In today’s capitalistic environment after the 2008 financial disaster, our community still find itself extremely underserved and difficult finding stable sources of financial backing. Whether it consist of Home Mortgage financing, small personal loans, student loans, Start-up capital, business loans or just finances to purchase a vehicle or simple personal property dollars for our families needs. Those financial institutions willing to fund our ventures are just not readily available to our ethnic community.


So we have resorted to the only financial services organization within our community and consequently financially backed by those TBTF’s, whom some of us still try and sign capital contracts for finances we are continually being denied. However, if we need capital most of us use those high interest credit payday or title loans institutions that are present on almost every corner in our community. Consequently, we have become so unimportant to the financial industry that their word for us is UNDERBANKERS. The underbanked is a general label describing two consumer segments: individuals with no bank accounts (unbanked) and individuals with bank accounts who regularly use nontraditional financial institutions such as check cashers and payday lenders (underbanked), banks have identified the underbanked as a separate market segment and are dedicating resources to them as such. Other banks treat them as a part of an existing market segment.  For example, some banks have created specialized departments to focus on this and similar segments, sometimes referred to as emerging market departments, while others incorporated the underbanked in their existing retail divisions. They exploit this financial segment of society by not lending directly to the individuals but to the above mentioned payday lenders who then charge loan shark interest rates to those unfortunates.

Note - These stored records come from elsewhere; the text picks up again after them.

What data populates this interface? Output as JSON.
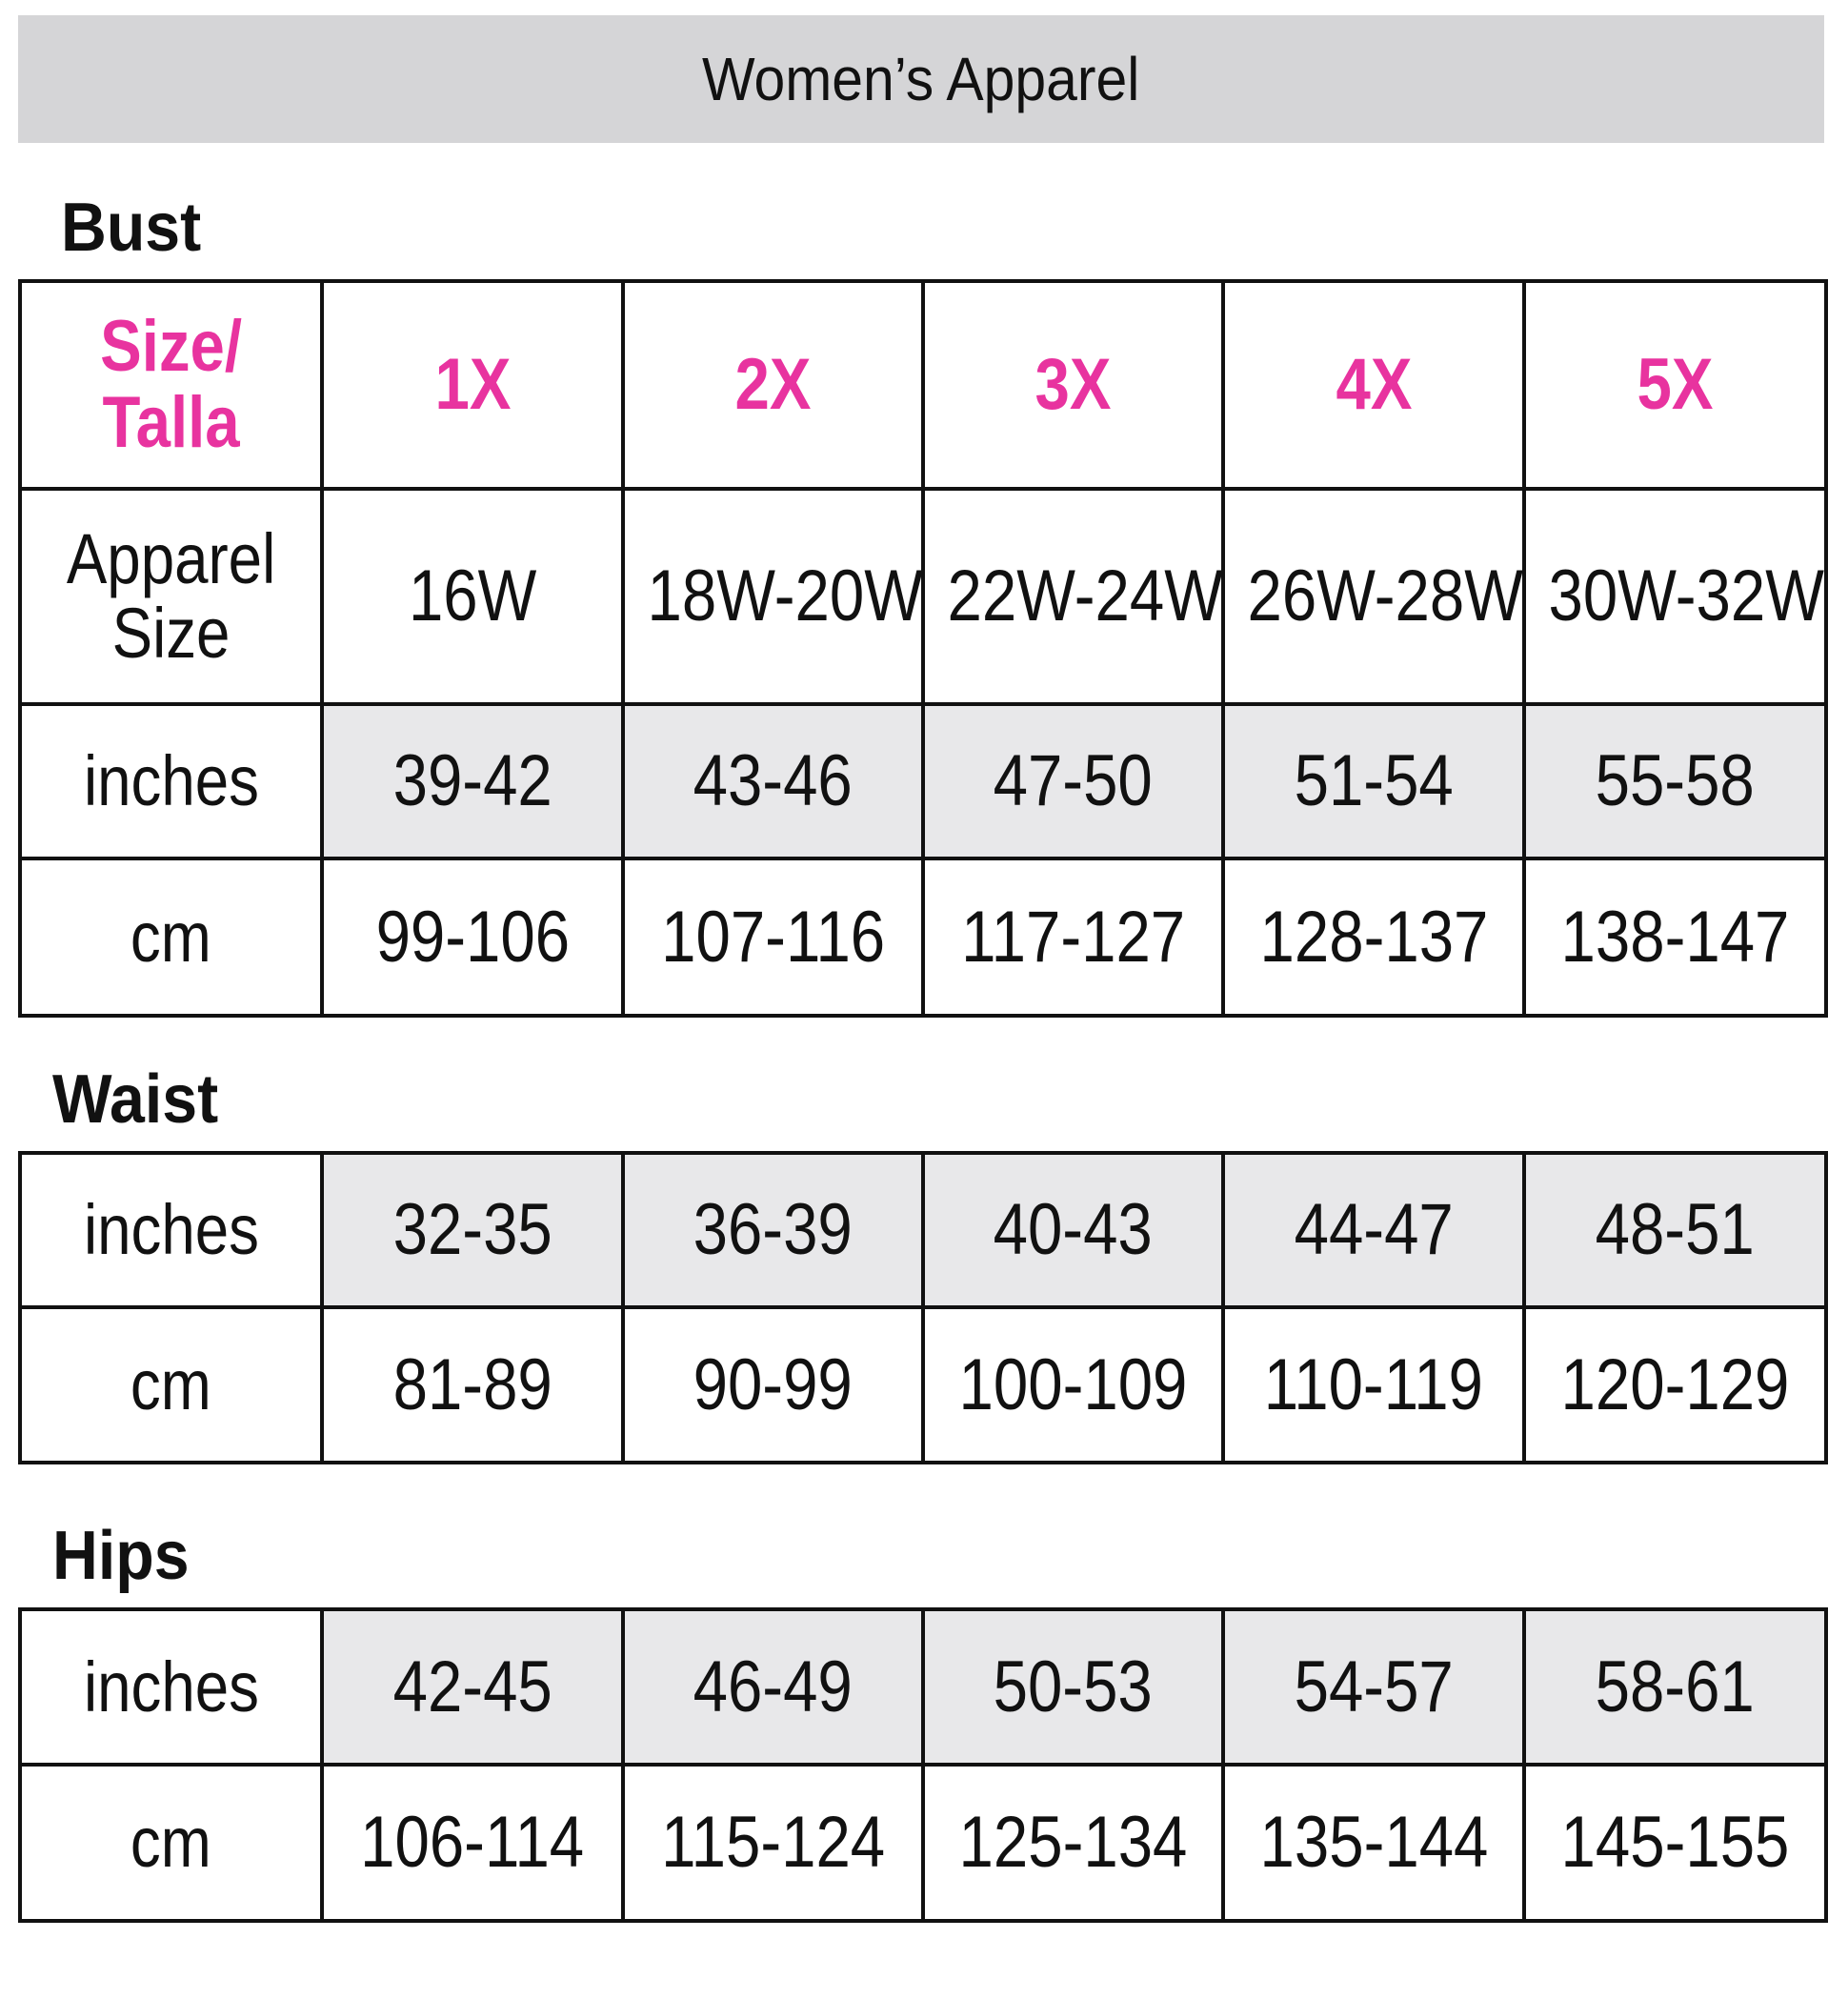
{
  "title": "Women’s Apparel",
  "colors": {
    "accent": "#e8339f",
    "header_bg": "#d5d5d7",
    "shaded_cell": "#e8e8ea"
  },
  "bust": {
    "label": "Bust",
    "size_header": {
      "label": "Size/\nTalla",
      "sizes": [
        "1X",
        "2X",
        "3X",
        "4X",
        "5X"
      ]
    },
    "rows": [
      {
        "label": "Apparel\nSize",
        "values": [
          "16W",
          "18W-20W",
          "22W-24W",
          "26W-28W",
          "30W-32W"
        ],
        "shaded": false
      },
      {
        "label": "inches",
        "values": [
          "39-42",
          "43-46",
          "47-50",
          "51-54",
          "55-58"
        ],
        "shaded": true
      },
      {
        "label": "cm",
        "values": [
          "99-106",
          "107-116",
          "117-127",
          "128-137",
          "138-147"
        ],
        "shaded": false
      }
    ]
  },
  "waist": {
    "label": "Waist",
    "rows": [
      {
        "label": "inches",
        "values": [
          "32-35",
          "36-39",
          "40-43",
          "44-47",
          "48-51"
        ],
        "shaded": true
      },
      {
        "label": "cm",
        "values": [
          "81-89",
          "90-99",
          "100-109",
          "110-119",
          "120-129"
        ],
        "shaded": false
      }
    ]
  },
  "hips": {
    "label": "Hips",
    "rows": [
      {
        "label": "inches",
        "values": [
          "42-45",
          "46-49",
          "50-53",
          "54-57",
          "58-61"
        ],
        "shaded": true
      },
      {
        "label": "cm",
        "values": [
          "106-114",
          "115-124",
          "125-134",
          "135-144",
          "145-155"
        ],
        "shaded": false
      }
    ]
  }
}
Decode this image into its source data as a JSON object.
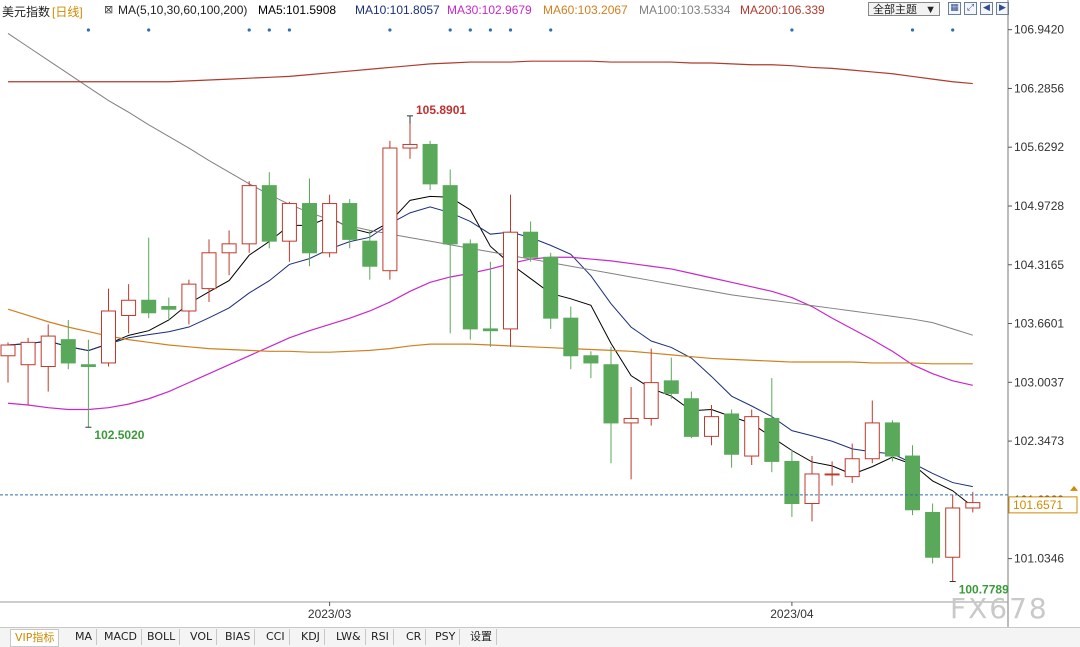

These underbanking individual are a huge source of untapped profits for those institutions who use them for their bottom line growth numbers to investors. We are finding out quickly that we are not the only source of capital growth for these banks. The student loan arena is another segment of our society that has been a boon for banks that have recovered from the ‘08’ financial crisis. This is another extremely lucrative and stable source of growth to banks who have become “Too big to Fail” (TBTF).


This bring us to a little known solution within our community, some creative instruments for funding that will take away some of that growth income from banks so maneuvering into those instruments will not be easy because those banks will not let that easy income be taken from them without a fight. Community Development Financial Institutions (CDFIs) are mission-driven financial institutions that create economic opportunity for individuals and small businesses, supporting quality affordable housing, and essential community services throughout the ethnic United States. The four types of these institutions are included in the definition of a CDFI: Community Development Banks, Community Development Credit Unions, Community Development Loan Funds (most of which are non-profit), and Community Development Venture Capital Funds. Some, but not all, CDFIs are certified by the CDFI Fund. Certification is often necessary in order to receive support from the CDFI Fund. Let’s be perfectly clear the above institutions are regulated by the Department of the Treasury and those TBTF’s will not take it lying down if too many communities take advantage of those resources to fund individuals in our community. These kinds of funding have been around for many years but our community has not taken advantage of these instruments for financial growth.